The Scheme has also formed global partnerships with IRSG and GPSNR, and in 2020 set up its Sustainable Outcomes Indicator to provide a pathway for improved resource recovery for used tyres.

“To support the COAG announcement and encourage organisations to consider change, TSA implemented the Sustainable Outcomes Indicator, an easy reckoner for the public to help navigate best recycling efforts,” Goodman says.

The Sustainable Outcomes Indicator also provides recyclers and collectors an opportunity to aspire to better sustainable outcomes.

“But, while there is an incredible amount of goodwill, the government’s accreditation will allow us to do more to address the issue of what I call ‘free riders’ – those organisations currently selling tyres into the Australian market, but not taking responsibility for them,” Goodman says.

These companies, she explains, have been enjoying all the benefits of what TSA has to offer without contributing to the solution.

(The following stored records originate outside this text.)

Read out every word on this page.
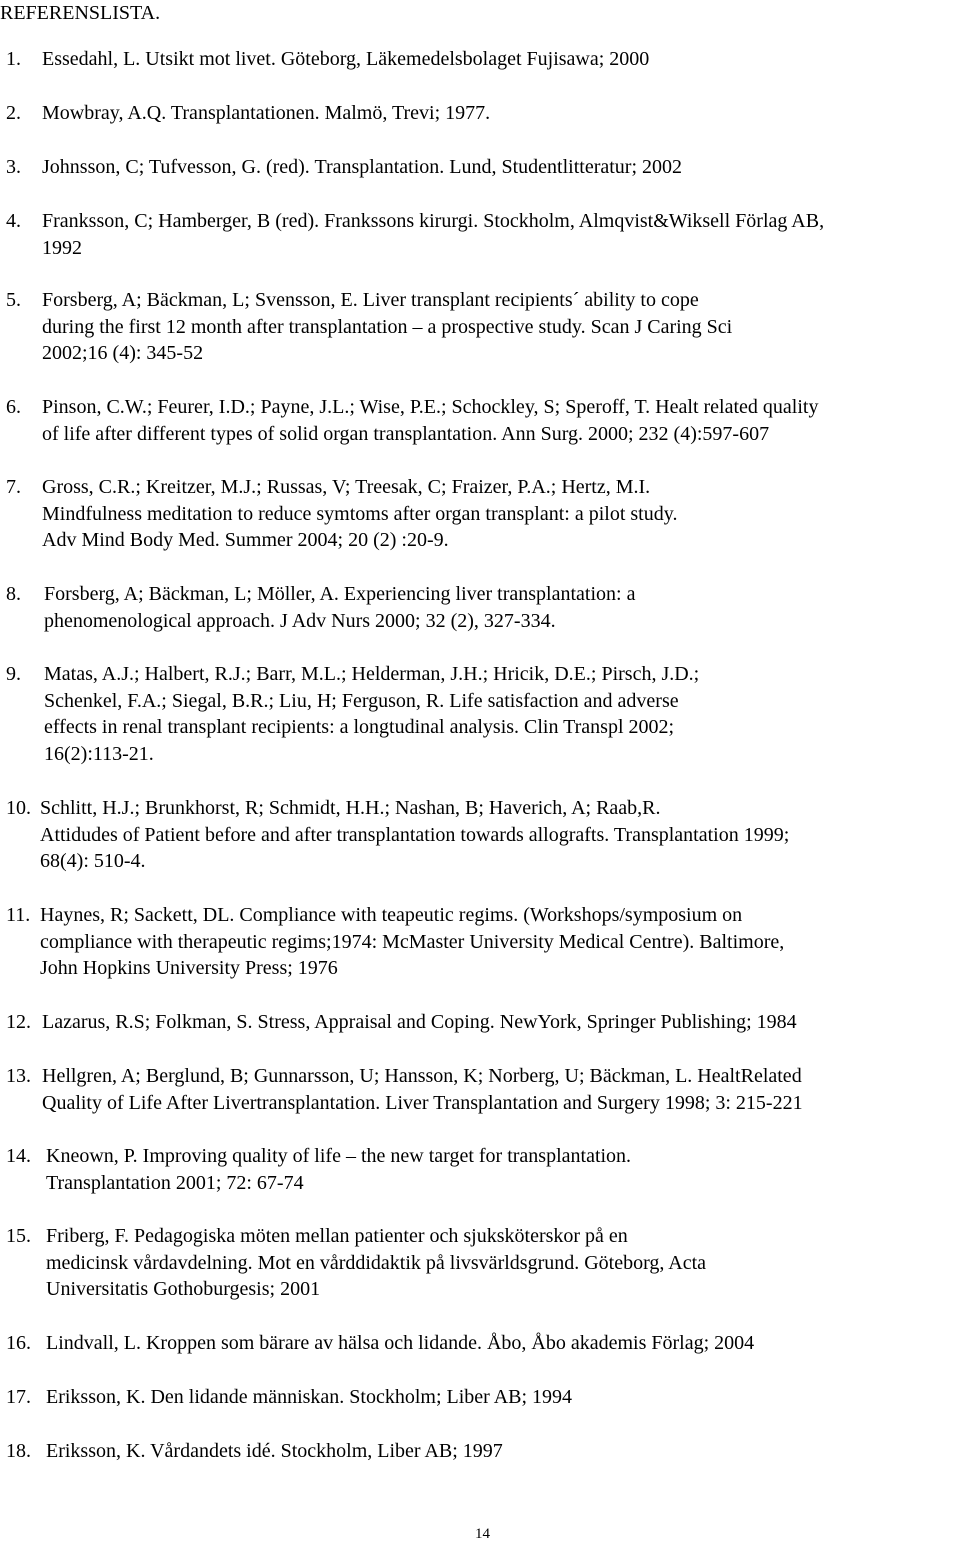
REFERENSLISTA.
1. Essedahl, L. Utsikt mot livet. Göteborg, Läkemedelsbolaget Fujisawa; 2000
2. Mowbray, A.Q. Transplantationen. Malmö, Trevi; 1977.
3. Johnsson, C; Tufvesson, G. (red). Transplantation. Lund, Studentlitteratur; 2002
4. Franksson, C; Hamberger, B (red). Frankssons kirurgi. Stockholm, Almqvist&Wiksell Förlag AB,
1992
5. Forsberg, A; Bäckman, L; Svensson, E. Liver transplant recipients´ ability to cope
during the first 12 month after transplantation – a prospective study. Scan J Caring Sci
2002;16 (4): 345-52
6. Pinson, C.W.; Feurer, I.D.; Payne, J.L.; Wise, P.E.; Schockley, S; Speroff, T. Healt related quality
of life after different types of solid organ transplantation. Ann Surg. 2000; 232 (4):597-607
7. Gross, C.R.; Kreitzer, M.J.; Russas, V; Treesak, C; Fraizer, P.A.; Hertz, M.I.
Mindfulness meditation to reduce symtoms after organ transplant: a pilot study.
Adv Mind Body Med. Summer 2004; 20 (2) :20-9.
8. Forsberg, A; Bäckman, L; Möller, A. Experiencing liver transplantation: a
phenomenological approach. J Adv Nurs 2000; 32 (2), 327-334.
9. Matas, A.J.; Halbert, R.J.; Barr, M.L.; Helderman, J.H.; Hricik, D.E.; Pirsch, J.D.;
Schenkel, F.A.; Siegal, B.R.; Liu, H; Ferguson, R. Life satisfaction and adverse
effects in renal transplant recipients: a longtudinal analysis. Clin Transpl 2002;
16(2):113-21.
10. Schlitt, H.J.; Brunkhorst, R; Schmidt, H.H.; Nashan, B; Haverich, A; Raab,R.
Attidudes of Patient before and after transplantation towards allografts. Transplantation 1999;
68(4): 510-4.
11. Haynes, R; Sackett, DL. Compliance with teapeutic regims. (Workshops/symposium on
compliance with therapeutic regims;1974: McMaster University Medical Centre). Baltimore,
John Hopkins University Press; 1976
12. Lazarus, R.S; Folkman, S. Stress, Appraisal and Coping. NewYork, Springer Publishing; 1984
13. Hellgren, A; Berglund, B; Gunnarsson, U; Hansson, K; Norberg, U; Bäckman, L. HealtRelated
Quality of Life After Livertransplantation. Liver Transplantation and Surgery 1998; 3: 215-221
14. Kneown, P. Improving quality of life – the new target for transplantation.
Transplantation 2001; 72: 67-74
15. Friberg, F. Pedagogiska möten mellan patienter och sjuksköterskor på en
medicinsk vårdavdelning. Mot en vårddidaktik på livsvärldsgrund. Göteborg, Acta
Universitatis Gothoburgesis; 2001
16. Lindvall, L. Kroppen som bärare av hälsa och lidande. Åbo, Åbo akademis Förlag; 2004
17. Eriksson, K. Den lidande människan. Stockholm; Liber AB; 1994
18. Eriksson, K. Vårdandets idé. Stockholm, Liber AB; 1997
14
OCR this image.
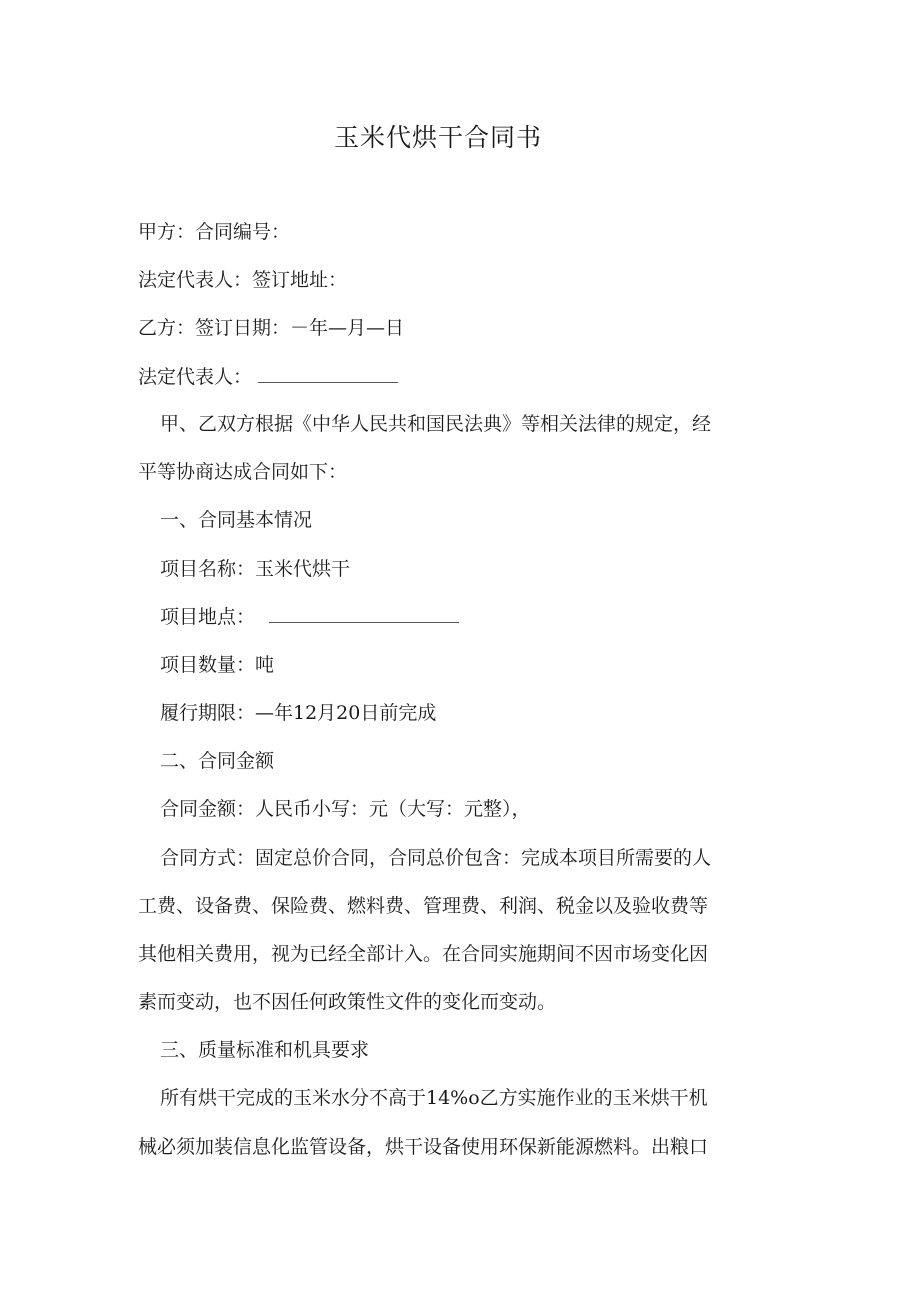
玉米代烘干合同书
甲方：合同编号：
法定代表人：签订地址：
乙方：签订日期：－年—月—日
法定代表人：
甲、乙双方根据《中华人民共和国民法典》等相关法律的规定，经
平等协商达成合同如下：
一、合同基本情况
项目名称：玉米代烘干
项目地点：
项目数量：吨
履行期限：—年12月20日前完成
二、合同金额
合同金额：人民币小写：元（大写：元整），
合同方式：固定总价合同，合同总价包含：完成本项目所需要的人
工费、设备费、保险费、燃料费、管理费、利润、税金以及验收费等
其他相关费用，视为已经全部计入。在合同实施期间不因市场变化因
素而变动，也不因任何政策性文件的变化而变动。
三、质量标准和机具要求
所有烘干完成的玉米水分不高于14%o乙方实施作业的玉米烘干机
械必须加装信息化监管设备，烘干设备使用环保新能源燃料。出粮口
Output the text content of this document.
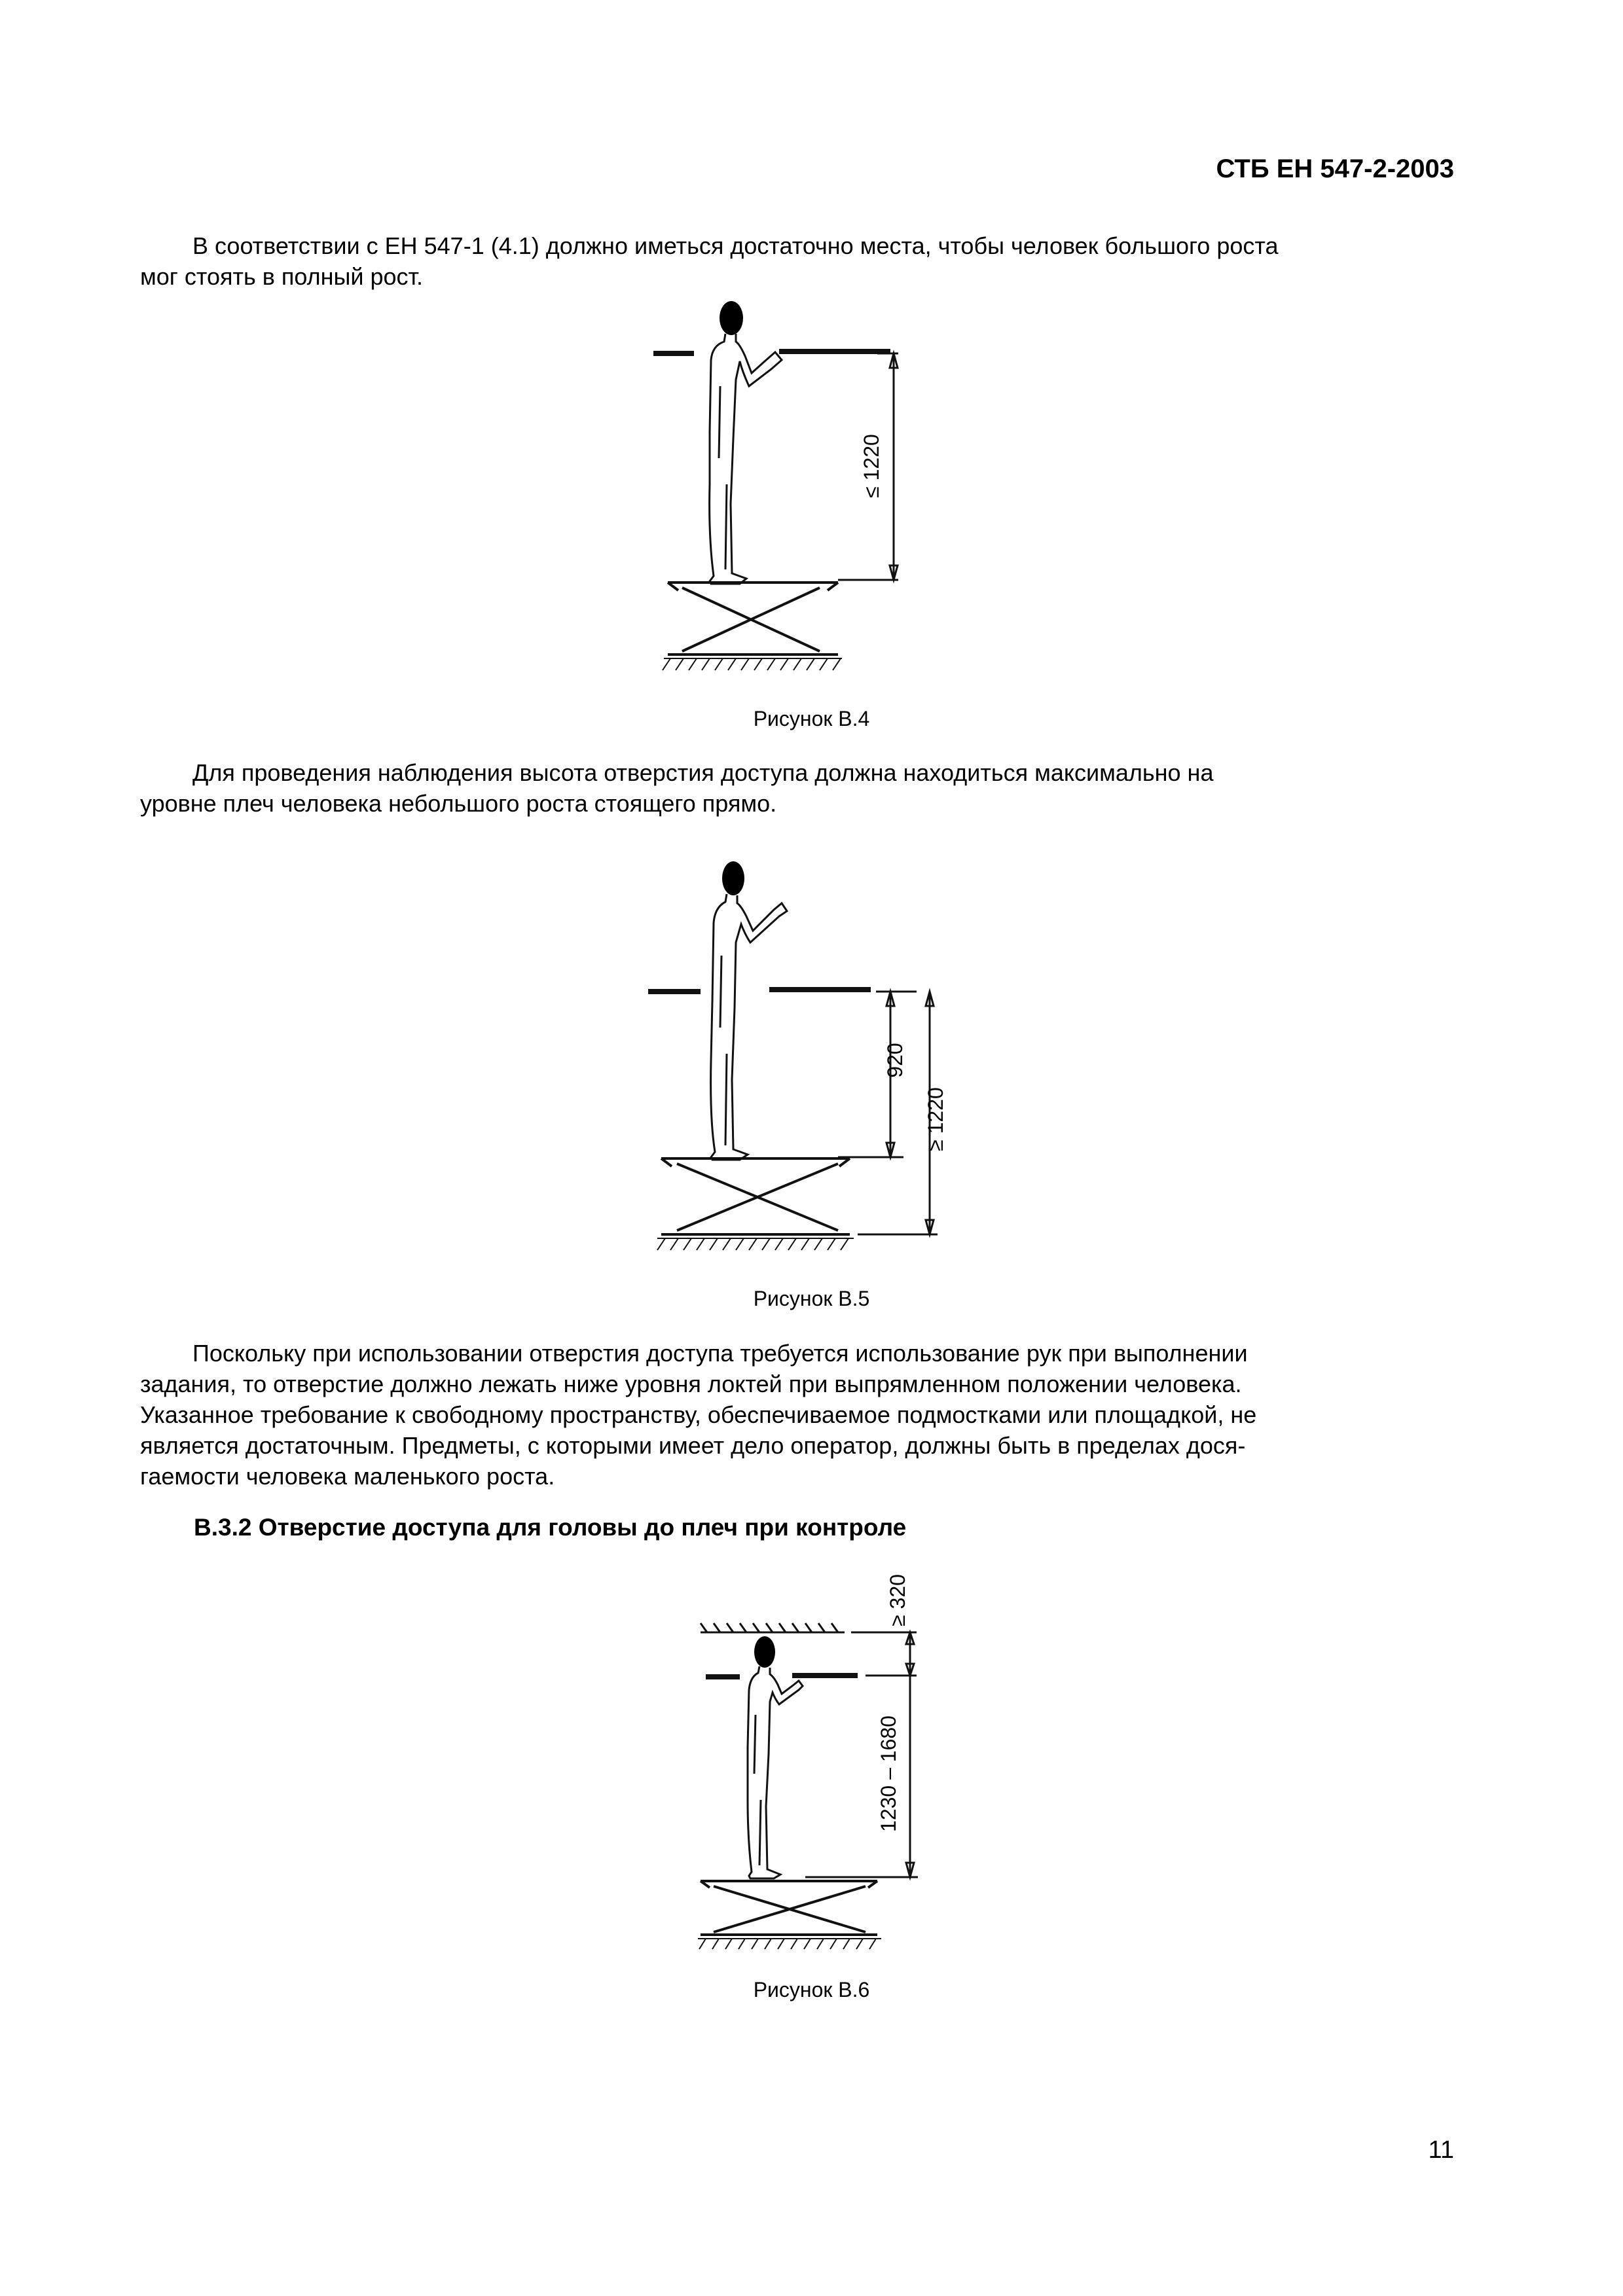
СТБ ЕН 547-2-2003

В соответствии с ЕН 547-1 (4.1) должно иметься достаточно места, чтобы человек большого роста
мог стоять в полный рост.

≤ 1220
Рисунок В.4

Для проведения наблюдения высота отверстия доступа должна находиться максимально на
уровне плеч человека небольшого роста стоящего прямо.

920
≥ 1220
Рисунок В.5

Поскольку при использовании отверстия доступа требуется использование рук при выполнении
задания, то отверстие должно лежать ниже уровня локтей при выпрямленном положении человека.
Указанное требование к свободному пространству, обеспечиваемое подмостками или площадкой, не
является достаточным. Предметы, с которыми имеет дело оператор, должны быть в пределах дося-
гаемости человека маленького роста.

В.3.2 Отверстие доступа для головы до плеч при контроле
≥ 320
1230 – 1680
Рисунок В.6
11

Getting free riders on board and encouraging operators to use licensed, accredited recyclers will allow TSA to expediate important market development work, while ensuring unscrupulous operators cannot access used tyres from retailers.

“The recent Recycling and Waste Reduction legislation means while the government is making it easier for industry to set up and join in product stewardship schemes, they also have new tools to intervene and regulate when companies aren’t doing the right thing – including ‘naming and shaming’ those not participating in the Scheme,” Goodman says.

In the next five to 10 years, Goodman sees TSA increasing used tyre recovery and end markets across all sectors – passenger cars, trucks, aviation and OTR including mining conveyor belts.

She also predicts that TSA will continue to provide the market with appropriate, accurate and up-to-date data, while contributing to the development of best-practice policies, procedures and modelling, so the sector can understand the true cost of recycling.

Australia will also have a retail sector that is truly accountable for the tyres it is selling, and all relevant stakeholders will be participating in the Tyre Product Stewardship Scheme.

While these are perhaps lofty goals, given TSA’s progress in its just eight years of existence, Goodman and her team see them as readily achievable.

“There will be no more unscrupulous operators playing havoc with the recycling market, and the public will understand the value of working with accredited recyclers and retailers even if this means at times the cost is higher to ensure the sustainable outcome is achieved,” Goodman says.